Question

A horizontal spring is attached to a wall at one end and a mass at the other. The mass rests on a frictionless surface. You pull the mass, stretching the spring beyond the equilibrium position a distance A, and release it from rest. The mass then begins to oscillate in simple harmonic motion with amplitude A. During one period, the mass spends part of the time in regions where the magnitude of its displacement from equilibrium is greater than (0.66)A— that is, when its position is between −A and(−0.66)A, and when its position is between (0.66)A and A. What total percentage of the period does the mass lie in these regions?

Answer 1

54%

Step-by-step explanation:

So, we have that the "magnitude of its displacement from equilibrium is greater than (0.66)A—''. Thus, the first step to take in answering this question is to write out the equation showing the displacement in simple harmonic motion which is = A cos w×t.

Therefore, we will have two instances t the displacement that is to say at a point 2π/w - a2 and the second point at a = a2.

Let us say that 2π/w = A, then, we have that a = A cos ^-1 (0.66)/2π. Also, we have that a2 = A/2 - A cos^- (0.66) / 2π.
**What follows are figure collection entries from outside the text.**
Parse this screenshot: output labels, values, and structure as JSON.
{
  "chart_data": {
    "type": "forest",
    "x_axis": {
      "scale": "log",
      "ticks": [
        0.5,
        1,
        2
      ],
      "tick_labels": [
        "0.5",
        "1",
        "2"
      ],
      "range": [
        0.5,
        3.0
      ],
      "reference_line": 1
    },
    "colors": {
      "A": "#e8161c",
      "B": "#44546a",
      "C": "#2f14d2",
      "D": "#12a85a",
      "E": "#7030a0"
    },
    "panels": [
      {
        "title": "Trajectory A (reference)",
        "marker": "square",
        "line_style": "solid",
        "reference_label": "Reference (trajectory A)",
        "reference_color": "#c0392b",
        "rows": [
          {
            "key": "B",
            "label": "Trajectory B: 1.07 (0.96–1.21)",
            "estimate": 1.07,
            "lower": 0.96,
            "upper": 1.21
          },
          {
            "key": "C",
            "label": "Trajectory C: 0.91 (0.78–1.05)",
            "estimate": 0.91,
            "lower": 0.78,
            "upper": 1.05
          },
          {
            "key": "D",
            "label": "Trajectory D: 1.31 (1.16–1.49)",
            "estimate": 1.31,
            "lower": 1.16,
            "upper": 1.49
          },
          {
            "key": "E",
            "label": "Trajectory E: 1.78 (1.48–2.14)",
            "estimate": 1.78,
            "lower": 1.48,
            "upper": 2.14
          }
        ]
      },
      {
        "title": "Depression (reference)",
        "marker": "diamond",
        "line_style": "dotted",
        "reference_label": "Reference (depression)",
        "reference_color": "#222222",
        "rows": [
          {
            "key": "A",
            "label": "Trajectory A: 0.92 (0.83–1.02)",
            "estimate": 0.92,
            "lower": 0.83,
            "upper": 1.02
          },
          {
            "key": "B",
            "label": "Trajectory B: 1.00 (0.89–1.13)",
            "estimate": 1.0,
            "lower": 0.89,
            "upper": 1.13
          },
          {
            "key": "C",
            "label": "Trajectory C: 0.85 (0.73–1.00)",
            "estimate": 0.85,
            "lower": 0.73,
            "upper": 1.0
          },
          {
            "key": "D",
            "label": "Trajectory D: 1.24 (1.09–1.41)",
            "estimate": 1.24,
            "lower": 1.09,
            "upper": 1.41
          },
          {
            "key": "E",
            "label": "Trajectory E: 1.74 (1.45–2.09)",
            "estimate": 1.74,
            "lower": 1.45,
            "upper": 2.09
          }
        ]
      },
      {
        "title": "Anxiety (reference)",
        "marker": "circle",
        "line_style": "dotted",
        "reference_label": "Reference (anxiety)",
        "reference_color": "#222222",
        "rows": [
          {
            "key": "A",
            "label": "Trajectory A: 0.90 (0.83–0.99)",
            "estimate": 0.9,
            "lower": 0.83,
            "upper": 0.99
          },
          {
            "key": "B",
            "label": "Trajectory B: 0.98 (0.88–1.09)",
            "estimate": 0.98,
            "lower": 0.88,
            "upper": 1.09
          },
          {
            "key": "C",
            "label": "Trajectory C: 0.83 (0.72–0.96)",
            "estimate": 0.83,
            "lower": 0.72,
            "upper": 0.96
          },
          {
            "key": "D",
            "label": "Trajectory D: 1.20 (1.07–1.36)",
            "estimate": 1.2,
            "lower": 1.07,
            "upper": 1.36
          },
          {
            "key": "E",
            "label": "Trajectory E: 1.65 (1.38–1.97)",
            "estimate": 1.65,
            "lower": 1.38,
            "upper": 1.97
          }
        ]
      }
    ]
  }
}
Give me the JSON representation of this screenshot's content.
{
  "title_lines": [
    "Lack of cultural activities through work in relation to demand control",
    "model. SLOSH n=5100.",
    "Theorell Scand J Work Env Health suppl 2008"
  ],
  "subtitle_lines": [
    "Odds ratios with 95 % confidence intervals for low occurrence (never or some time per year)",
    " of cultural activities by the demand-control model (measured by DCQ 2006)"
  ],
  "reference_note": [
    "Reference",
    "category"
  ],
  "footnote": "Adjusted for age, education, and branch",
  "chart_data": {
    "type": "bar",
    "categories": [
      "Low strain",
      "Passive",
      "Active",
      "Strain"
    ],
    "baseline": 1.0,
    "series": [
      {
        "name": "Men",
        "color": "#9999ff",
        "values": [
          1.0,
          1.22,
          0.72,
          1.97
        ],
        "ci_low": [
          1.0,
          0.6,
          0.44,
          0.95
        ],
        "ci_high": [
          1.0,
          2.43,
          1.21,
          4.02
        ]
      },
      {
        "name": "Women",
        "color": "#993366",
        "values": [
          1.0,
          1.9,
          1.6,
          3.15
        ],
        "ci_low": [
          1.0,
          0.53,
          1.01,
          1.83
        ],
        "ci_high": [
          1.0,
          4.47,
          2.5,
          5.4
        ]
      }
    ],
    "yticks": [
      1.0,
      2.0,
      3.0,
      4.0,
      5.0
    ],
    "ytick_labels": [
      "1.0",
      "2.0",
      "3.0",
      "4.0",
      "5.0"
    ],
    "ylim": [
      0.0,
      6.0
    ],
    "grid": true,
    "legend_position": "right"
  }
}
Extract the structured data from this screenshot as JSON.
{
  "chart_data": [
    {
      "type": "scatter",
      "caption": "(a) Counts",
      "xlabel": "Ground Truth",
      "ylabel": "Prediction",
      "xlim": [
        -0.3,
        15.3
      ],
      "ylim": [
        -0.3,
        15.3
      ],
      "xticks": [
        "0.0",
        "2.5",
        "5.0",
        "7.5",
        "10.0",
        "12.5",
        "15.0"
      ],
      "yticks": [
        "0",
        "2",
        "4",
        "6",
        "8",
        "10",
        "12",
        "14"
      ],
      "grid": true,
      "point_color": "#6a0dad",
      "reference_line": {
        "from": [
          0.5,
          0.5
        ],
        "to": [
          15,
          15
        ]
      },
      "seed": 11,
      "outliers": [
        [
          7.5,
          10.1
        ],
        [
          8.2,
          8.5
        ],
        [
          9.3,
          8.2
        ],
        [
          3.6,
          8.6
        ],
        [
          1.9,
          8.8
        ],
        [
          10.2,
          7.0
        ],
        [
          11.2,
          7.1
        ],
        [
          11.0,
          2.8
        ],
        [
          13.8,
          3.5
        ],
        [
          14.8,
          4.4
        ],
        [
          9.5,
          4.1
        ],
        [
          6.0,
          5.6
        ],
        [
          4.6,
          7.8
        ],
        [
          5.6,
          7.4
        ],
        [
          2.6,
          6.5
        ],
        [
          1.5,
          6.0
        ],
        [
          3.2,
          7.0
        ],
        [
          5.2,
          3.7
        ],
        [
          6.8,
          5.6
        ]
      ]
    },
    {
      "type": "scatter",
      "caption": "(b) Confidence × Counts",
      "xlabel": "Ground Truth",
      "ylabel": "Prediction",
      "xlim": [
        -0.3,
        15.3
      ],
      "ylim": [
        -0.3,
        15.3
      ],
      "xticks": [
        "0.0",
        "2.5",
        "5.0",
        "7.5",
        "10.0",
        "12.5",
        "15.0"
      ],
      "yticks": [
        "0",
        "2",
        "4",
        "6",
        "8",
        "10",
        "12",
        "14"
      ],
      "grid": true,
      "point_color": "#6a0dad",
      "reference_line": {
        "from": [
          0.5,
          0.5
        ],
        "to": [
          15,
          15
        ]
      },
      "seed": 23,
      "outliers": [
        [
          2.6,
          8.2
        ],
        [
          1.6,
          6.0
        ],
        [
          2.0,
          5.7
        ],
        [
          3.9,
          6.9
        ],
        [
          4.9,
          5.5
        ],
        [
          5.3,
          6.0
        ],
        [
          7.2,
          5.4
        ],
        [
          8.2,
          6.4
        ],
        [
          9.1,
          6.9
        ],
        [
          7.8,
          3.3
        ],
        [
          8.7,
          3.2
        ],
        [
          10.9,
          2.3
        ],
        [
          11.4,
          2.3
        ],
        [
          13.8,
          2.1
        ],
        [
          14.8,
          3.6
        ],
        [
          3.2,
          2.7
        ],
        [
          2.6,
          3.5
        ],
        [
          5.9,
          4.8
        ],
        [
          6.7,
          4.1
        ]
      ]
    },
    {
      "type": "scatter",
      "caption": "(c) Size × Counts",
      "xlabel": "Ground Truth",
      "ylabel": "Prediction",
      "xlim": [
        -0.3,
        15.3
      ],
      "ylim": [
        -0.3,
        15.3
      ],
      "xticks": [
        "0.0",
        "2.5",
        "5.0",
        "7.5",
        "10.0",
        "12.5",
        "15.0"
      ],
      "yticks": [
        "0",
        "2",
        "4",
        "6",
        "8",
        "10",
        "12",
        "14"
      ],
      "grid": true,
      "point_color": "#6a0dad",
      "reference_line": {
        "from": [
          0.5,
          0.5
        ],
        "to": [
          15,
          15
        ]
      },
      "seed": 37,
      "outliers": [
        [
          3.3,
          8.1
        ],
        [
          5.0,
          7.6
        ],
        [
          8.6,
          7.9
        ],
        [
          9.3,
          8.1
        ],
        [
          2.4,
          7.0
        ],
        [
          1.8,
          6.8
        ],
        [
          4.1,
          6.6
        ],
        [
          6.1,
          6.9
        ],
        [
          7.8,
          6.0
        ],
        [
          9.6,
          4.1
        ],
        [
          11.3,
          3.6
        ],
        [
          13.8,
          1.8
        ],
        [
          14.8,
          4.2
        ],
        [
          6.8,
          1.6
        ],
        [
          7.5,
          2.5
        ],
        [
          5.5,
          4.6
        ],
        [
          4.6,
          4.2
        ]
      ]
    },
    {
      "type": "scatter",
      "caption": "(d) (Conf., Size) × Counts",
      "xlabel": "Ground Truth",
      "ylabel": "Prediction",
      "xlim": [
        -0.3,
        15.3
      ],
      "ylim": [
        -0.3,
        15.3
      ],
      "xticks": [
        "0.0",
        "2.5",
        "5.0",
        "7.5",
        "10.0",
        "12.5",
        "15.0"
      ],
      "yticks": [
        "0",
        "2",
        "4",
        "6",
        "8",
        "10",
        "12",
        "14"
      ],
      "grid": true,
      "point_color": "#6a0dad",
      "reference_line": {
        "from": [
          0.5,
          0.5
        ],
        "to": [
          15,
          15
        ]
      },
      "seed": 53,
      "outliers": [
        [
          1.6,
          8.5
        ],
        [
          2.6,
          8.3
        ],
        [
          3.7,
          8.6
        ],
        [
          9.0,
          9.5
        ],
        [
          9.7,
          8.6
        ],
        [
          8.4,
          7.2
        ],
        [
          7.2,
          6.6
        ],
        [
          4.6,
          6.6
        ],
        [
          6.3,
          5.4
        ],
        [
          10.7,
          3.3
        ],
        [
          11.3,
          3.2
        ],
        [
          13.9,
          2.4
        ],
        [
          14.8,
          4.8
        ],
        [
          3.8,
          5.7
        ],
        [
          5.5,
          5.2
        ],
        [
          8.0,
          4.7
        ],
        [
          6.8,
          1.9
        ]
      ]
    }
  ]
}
The next thing to do is to calculate or determine the total length of of the required time. Thus, the total length is given as:

2a1 + ( A - 2a2) = 2A{ cos^-1 (0.66)}/ π.

Therefore, the total percentage of the period does the mass lie in these regions = 100 × {2a1 + ( A - 2a2) }/A = 2 { cos^-1 (0.66)}/ π × 100 = 54%.

Thus, the total percentage of the period does the mass lie in these regions = 54%.